At a newly built detention center at the airport in Kandahar, FBI agents have been interrogating Taliban and al Qaeda fighters, believing they might help capture bin Laden or divulge plans for further attacks on the United States. The prisoners, some of them injured, are being held under heavy guard in a compound with space for 120 prisoners and surrounded by mud walls and rolls of barbed wire.

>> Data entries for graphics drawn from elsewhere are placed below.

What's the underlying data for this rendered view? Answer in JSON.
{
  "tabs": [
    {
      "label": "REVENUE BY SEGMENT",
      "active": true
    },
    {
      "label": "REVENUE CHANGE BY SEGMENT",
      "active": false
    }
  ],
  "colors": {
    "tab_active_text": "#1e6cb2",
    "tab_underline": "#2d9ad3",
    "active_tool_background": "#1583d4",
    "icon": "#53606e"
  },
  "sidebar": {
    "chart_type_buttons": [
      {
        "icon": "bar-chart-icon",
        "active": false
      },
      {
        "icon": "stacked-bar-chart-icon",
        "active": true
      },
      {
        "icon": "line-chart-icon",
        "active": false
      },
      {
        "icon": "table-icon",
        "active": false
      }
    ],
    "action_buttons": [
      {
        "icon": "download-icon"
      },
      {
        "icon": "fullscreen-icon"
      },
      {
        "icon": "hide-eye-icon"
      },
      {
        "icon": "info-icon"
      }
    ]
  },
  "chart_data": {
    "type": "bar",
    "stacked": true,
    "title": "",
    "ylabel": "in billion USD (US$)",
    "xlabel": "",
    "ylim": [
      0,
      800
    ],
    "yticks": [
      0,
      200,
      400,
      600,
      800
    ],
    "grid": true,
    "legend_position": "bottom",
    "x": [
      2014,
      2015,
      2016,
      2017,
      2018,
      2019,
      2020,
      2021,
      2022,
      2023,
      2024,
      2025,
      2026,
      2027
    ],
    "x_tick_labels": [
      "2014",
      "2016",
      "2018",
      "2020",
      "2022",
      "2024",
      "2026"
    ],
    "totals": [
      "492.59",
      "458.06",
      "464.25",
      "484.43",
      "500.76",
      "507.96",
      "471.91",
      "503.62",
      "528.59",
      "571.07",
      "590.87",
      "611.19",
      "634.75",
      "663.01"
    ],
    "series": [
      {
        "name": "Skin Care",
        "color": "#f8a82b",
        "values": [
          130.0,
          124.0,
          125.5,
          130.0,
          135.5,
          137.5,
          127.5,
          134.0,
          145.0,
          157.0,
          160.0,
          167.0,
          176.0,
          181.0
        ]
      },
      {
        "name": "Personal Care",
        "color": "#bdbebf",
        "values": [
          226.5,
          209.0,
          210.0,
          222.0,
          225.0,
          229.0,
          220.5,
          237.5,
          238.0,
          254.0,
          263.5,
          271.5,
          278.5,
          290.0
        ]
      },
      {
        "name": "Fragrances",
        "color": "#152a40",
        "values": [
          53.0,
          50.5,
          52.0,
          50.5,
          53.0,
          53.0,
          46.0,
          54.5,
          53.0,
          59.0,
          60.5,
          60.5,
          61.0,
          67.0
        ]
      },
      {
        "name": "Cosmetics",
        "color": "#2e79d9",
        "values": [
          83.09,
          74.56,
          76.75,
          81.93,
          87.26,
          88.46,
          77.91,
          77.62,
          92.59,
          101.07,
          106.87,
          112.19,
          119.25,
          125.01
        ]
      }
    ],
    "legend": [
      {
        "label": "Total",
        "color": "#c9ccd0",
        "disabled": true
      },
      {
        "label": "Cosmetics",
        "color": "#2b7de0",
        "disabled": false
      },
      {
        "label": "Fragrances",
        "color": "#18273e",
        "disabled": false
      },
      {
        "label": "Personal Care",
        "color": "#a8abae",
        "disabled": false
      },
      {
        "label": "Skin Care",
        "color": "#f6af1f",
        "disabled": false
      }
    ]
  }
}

Five of the nearly 50 al Qaeda fighters who escaped from their Pakistani captors on Wednesday remained at large in the mountain ravines just across the border from Afghanistan. A dozen others were recaptured today following a shootout that left one of the Arab al Qaeda fighters and one Pakistani soldier dead. The escape has so far left seven Pakistani soldiers and at least nine Arabs dead.

At least 14 people — including eight members of al Qaeda — were killed Wednesday in a clash between Pakistani security officials and Afghanistan war prisoners, all of whom were non-Afghans believed to be al Qaeda fighters captured as they tried to cross the border.

The count of dead and missing at the World Trade Center has been dropped to 2,992. New York City officials say 484 people are missing. The medical examiners office has issued 550 death certificates, and 1,958 death certificates have been issued without a body at the request of victims' families.

ABCNEWS' Martha Raddatz and John McWethy in Washington and Dan Harris in Afghanistan contributed to this report.